Years ago, when telling jokes based on social stereotypes was still acceptable in places other than the safe havens of shady dive bars, a popular joke was making the rounds, a joke about the situation in hell and heaven. In heaven, the teller of the joke was barely able to contain himself, all comedians are English, all cooks are Italian, and all soldiers are German; in hell, however, the cooks are English, the soldiers are Italian, and the comedians are German. Football is the proverbial most important distraction in the world. In contrast to the soldiering, cooking and comedian skills of our worthy European colleagues, this is not merely an enduring stereotype – and stereotypes, again proverbially, always contain a grain of truth – but also an easily verifiable and provable statement, as from the global perspective, football is by far the most popular of sports and huge amounts of money change hands in its context. To the benefit of statistics geeks, naturally, whose expertise thus speaks to a much wider circle than it would if they focused their attention on, say, crop failures.

Excerpt from The Discreet Charm of the Bourgeoisie, a film by Luis Buñuel.
While true things can also become the subject of rumours, the opposite isn’t true, which is why we find ourselves on thin ice whenever we try to say anything about stereotypes. However, we’re not quite that willing to renounce inductive reasoning, which after all feels much more natural than deduction. It’s simply a fact that life often forces us to come to our conclusions based on past experiences. Those truly autonomous go even further, swearing almost exclusively on their own experience, which cannot be supplanted by the experience of their friends, much less by the ‘total’ knowledge about a given subject, which itself is nothing more than the sum of various, often culturally determined experiences. However, not all of us are equally autonomous, or equally open to new experience; or perhaps we just haven’t had the opportunity to access these experiences in our lives yet. And therein lies the bitter truth that we have a hard time trying to admit to: We’re not all that attached to our own autonomy, but rather to general truths and their more or less faithful copies – stereotypes, which are a much more socially popular means of communication than confession. We thus shouldn’t look for the reasons for football’s enormous popularity only in its sufficiency to established social models (business), games of chance (betting), illegal benefits (match fixing) or the tendency to see order in the world (statistics), as most football fans don’t participate in, or at least don’t benefit from, any of these. We should rather look for them in our dedication to the power of stereotypes and the social acceptability of their use in the given context.

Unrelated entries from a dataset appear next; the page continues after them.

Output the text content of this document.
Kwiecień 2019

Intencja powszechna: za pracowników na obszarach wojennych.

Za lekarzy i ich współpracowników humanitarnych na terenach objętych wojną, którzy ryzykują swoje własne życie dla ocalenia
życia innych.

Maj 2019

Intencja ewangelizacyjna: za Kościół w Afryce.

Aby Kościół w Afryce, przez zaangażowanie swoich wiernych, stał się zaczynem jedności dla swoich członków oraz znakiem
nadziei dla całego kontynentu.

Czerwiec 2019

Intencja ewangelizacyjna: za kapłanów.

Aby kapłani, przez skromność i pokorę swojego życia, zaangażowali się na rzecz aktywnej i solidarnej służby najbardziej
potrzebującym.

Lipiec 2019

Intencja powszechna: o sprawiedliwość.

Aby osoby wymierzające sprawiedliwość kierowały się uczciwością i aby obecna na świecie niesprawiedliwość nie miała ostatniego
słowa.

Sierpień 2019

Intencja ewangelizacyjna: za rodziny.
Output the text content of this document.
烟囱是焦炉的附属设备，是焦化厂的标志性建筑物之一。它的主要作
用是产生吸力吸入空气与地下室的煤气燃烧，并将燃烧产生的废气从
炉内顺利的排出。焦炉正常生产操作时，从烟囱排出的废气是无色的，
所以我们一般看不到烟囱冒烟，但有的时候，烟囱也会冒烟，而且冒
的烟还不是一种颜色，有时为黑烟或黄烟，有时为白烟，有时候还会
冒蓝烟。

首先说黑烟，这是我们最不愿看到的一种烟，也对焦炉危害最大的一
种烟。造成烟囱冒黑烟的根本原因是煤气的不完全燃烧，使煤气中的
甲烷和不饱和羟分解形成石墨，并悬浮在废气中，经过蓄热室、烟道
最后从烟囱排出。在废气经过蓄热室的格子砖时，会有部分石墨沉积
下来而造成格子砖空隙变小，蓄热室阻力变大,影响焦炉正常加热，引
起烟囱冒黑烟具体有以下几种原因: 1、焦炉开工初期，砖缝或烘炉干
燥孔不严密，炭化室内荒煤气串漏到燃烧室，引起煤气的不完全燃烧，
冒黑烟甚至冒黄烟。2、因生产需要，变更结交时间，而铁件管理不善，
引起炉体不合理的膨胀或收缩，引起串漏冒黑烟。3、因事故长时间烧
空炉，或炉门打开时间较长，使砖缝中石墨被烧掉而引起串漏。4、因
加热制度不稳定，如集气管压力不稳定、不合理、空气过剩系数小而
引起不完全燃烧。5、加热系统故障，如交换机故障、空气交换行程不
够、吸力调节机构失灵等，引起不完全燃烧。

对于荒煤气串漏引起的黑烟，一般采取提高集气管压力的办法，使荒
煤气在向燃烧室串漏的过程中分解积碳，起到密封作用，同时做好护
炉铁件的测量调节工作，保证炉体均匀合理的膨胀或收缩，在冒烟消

In a time when politics as the most important non-distraction and the world is becoming less and less inclined to make quick conclusions and less and less susceptible to established beliefs, and thus increasingly open for new faces and electoral gambling, football has become the last popular fortress of anticipation based on past experiences. It’s thus no coincidence that people watching football games on TV are so likely to verbally abuse unreliable goalies, sluggish defenders, midfielders who resort to ‘alibi’ passes, attackers who only use their left legs ‘to get on the bus’, as well as, on the collective level, the relentless Germans, the playful but tactically weak Africans, the defence-minded Italians, the combinatory Spanish, the disciplined Asians, etc. A secure and ordered world is a predictable world. And the more the political sphere loses because of its increasing unpredictability, the stronger the loyalty to football. Watching a football game, there are few joys greater than witnessing the expected result of the game, as this is a direct proof of our inborn or obtained power of anticipation, of something, in short, that has been and has become ours. Of course, football fans can be greatly enthusiastic about less predictable results as well, but this is all due to a combination of schadenfreude and the undermining of established ideas about traditional rivals. That is, it’s much easier to forgive ‘our’ team for a bad result, when it’s due to actions carried out in affect or other excesses that have nothing to do with the established conception of play, than when it’s due to them abandoning their principles. We identify ourselves with our team ever since we had chosen ‘our’ club or country – of course, when this is not wholly determined by our patriotism and when our enthusiasm can be measured using political beliefs.

Finally, a fan’s mindset is also reflected in the text you’re reading right now. Namely, it’s not a coincidence that I started my writing with an old joke that I’d hardly remembered and had to fake a narrative dynamic, in order to bring it back to life. It was very suitable to my current need to sneak into the imminent World Cup a country whose team will not play at this tournament but whose fan I’ve been since early childhood. Just like everything that we love about football and that allows us to relax, tease each other and fume, this move is again – predictable.